I read half the book in one sitting and the first noticeable, and liberating, effect it had on me was to change my gaze. Even though I would have protested that I was in any way concerned by the male gaze (on me, that is – it concerns me in many other, more political ways), it turns out I was more subconsciously aware of it than I realised. After reading half the book, I had to leave to go to work. I felt like I was launched out of my front door on mass of buzzing energy. I felt really tuned in, and more alive. Every man that passed me, I felt more and more elated, as I noticed that I didn’t care what they made of me!
After having been single for about 3 years following the ending of very special relationship (and preceding that, one boyfriend after another, going all the way back to age 14), I was enjoying, and needing, the time to get to know myself again. However, I’ve always been aware that there is a certain amount of pressure not to stay single too long. There was some part of me that, although I wasn’t looking for love, felt bad that love wasn’t looking for me. I know what that was now, it is all back to this gaze. The gaze that I now threw back off of me like I was wearing a reflective shield!
I very suddenly no longer cared what anyone thought of me, or whether or not I was with anyone.

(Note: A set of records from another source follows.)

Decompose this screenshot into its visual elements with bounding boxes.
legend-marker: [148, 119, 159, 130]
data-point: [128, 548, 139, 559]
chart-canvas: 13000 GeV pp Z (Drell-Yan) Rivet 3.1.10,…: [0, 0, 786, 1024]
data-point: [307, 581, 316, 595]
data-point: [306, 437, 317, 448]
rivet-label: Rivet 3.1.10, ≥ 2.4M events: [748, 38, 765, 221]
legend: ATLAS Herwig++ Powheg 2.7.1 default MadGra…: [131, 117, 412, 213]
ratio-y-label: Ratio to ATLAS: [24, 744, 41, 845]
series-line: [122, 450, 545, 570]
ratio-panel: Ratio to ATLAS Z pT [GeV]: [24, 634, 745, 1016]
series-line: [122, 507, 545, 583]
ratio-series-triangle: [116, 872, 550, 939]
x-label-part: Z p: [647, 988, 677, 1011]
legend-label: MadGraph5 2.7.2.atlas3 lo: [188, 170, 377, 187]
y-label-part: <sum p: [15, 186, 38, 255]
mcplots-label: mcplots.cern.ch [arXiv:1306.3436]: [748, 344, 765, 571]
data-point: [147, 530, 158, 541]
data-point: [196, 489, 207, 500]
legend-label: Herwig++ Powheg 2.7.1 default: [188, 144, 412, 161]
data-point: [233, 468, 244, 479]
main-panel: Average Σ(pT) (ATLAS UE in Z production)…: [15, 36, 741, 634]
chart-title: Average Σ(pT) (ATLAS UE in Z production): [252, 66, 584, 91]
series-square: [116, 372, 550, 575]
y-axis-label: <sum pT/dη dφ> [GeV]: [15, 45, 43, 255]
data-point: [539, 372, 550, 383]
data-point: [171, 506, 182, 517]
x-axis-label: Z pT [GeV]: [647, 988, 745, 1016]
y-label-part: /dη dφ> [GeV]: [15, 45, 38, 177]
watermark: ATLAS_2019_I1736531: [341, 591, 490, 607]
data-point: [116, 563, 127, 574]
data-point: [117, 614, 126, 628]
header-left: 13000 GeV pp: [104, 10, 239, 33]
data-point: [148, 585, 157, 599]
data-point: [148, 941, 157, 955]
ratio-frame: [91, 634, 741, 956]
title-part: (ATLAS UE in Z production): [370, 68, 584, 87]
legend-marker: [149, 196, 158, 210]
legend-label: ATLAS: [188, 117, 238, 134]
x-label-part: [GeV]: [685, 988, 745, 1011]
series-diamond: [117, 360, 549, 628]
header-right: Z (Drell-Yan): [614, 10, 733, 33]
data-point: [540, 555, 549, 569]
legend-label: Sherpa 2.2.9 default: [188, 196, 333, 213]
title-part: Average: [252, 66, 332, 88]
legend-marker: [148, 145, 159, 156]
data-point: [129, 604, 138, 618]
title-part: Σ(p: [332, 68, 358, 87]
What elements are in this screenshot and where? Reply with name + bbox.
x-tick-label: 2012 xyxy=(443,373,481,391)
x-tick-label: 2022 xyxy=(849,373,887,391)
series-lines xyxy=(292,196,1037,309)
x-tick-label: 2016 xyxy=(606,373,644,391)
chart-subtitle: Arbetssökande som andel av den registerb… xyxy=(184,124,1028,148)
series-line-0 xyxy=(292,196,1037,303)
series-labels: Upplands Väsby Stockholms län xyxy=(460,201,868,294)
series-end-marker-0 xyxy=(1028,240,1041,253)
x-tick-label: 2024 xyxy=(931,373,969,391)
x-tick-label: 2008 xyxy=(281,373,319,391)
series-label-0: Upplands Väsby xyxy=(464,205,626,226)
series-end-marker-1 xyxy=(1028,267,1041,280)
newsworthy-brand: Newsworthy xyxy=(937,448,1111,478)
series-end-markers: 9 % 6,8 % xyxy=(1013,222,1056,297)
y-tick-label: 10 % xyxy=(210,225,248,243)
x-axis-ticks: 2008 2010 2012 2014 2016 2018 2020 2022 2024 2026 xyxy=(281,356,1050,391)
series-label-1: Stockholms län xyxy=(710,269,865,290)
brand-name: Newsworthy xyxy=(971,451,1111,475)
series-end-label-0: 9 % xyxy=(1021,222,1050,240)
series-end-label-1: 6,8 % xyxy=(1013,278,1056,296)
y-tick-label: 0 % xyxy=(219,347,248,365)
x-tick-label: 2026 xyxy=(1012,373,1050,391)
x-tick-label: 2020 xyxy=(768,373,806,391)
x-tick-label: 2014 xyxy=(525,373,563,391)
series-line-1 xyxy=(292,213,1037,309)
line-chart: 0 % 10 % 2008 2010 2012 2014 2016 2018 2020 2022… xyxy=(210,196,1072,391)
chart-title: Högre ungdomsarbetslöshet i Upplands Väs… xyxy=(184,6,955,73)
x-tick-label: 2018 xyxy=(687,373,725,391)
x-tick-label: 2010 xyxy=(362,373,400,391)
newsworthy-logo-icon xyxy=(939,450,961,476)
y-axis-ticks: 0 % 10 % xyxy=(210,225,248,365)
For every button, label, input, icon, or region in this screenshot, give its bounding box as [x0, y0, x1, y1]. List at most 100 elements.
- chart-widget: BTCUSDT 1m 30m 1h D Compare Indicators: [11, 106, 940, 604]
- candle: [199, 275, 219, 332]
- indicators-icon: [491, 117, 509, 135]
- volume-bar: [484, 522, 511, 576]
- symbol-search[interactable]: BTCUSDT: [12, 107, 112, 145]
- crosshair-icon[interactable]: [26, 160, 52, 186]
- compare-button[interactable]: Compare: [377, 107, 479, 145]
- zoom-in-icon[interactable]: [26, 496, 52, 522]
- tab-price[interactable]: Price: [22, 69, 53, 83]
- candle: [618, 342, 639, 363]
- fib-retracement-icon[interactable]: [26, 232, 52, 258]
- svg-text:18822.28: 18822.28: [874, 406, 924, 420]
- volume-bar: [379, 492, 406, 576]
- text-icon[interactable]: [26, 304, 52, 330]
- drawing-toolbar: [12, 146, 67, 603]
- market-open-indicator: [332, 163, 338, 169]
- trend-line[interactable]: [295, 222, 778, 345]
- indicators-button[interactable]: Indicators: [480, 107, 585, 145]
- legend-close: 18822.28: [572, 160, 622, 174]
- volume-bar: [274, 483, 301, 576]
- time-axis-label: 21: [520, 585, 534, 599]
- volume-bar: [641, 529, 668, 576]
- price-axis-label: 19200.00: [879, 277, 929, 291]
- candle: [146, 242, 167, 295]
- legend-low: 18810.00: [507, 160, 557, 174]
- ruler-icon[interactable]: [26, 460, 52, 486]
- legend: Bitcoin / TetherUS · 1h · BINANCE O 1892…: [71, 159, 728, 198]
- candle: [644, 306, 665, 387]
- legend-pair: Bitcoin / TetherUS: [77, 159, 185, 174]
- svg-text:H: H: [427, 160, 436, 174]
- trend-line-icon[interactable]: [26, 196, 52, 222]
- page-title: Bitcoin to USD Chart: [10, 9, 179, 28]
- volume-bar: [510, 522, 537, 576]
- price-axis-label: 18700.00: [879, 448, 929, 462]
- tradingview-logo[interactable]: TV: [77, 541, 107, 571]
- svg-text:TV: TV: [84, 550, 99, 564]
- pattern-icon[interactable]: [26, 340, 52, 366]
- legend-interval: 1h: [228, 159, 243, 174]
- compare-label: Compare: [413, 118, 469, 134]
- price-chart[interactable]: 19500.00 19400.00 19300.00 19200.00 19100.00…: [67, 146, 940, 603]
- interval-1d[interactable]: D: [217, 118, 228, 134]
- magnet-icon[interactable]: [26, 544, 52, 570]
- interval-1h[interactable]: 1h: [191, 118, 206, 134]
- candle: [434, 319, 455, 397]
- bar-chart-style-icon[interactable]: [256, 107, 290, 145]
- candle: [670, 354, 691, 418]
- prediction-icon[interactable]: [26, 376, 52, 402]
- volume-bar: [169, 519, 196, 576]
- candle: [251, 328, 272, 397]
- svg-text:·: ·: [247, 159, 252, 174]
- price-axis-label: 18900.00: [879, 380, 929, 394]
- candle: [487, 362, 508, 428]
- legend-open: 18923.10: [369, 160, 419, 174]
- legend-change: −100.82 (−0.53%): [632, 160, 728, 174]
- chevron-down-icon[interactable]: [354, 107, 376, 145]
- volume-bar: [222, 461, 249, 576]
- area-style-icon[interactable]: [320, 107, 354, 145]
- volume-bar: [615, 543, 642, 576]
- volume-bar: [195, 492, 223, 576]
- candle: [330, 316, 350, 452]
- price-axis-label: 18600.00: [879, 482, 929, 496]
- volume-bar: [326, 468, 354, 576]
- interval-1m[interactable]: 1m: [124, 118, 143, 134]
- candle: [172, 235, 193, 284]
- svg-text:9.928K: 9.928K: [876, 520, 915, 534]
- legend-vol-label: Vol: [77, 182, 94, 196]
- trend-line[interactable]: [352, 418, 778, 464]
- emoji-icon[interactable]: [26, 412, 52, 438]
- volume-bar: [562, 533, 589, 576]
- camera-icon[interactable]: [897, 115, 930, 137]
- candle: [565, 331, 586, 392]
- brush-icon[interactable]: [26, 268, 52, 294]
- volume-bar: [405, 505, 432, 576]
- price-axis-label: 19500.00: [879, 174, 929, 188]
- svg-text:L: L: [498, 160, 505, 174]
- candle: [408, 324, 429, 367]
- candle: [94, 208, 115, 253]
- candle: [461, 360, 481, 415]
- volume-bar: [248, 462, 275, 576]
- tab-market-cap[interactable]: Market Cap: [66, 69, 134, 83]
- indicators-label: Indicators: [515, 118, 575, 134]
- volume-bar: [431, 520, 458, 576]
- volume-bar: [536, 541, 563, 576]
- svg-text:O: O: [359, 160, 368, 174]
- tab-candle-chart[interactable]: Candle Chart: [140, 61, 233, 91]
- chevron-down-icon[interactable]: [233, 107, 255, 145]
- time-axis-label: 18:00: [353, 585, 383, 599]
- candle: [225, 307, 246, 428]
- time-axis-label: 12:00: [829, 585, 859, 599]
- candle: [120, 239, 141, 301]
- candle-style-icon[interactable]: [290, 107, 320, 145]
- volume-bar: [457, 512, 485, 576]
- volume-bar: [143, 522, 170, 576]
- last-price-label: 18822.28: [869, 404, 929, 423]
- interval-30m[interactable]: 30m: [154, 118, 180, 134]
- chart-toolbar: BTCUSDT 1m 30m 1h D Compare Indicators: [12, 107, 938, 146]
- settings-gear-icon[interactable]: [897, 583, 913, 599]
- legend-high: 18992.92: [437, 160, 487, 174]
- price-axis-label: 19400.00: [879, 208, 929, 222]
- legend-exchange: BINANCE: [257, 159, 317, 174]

And there was another side effect too – I saw myself as radiant. Other people noticed too and I got more compliments that first week than I can remember collecting in a long time. Fontenal reported the same thing. I think it has to do with this, that she describes in the book: “Those who set themselves free have the whole universe before them.” There is something very enticing about that, people want a piece of it.
The original French title of the book is, L’envie – I looked up what that meant, and as my laptop is Spanish, it gave me the translation in Spanish: ganas. This is one of my favourite words in Spanish, and it doesn’t really have an equivalent in English, but it could mean an urge. I’m so happy to have found this beautifully expressed and written book. As well as my gaze, it has turned my urge inward. My urge is now to treat myself better than ever, to get to know myself further, to care for myself, to fill my life with good and nourishing things, and to be alone, which is to say: all-one.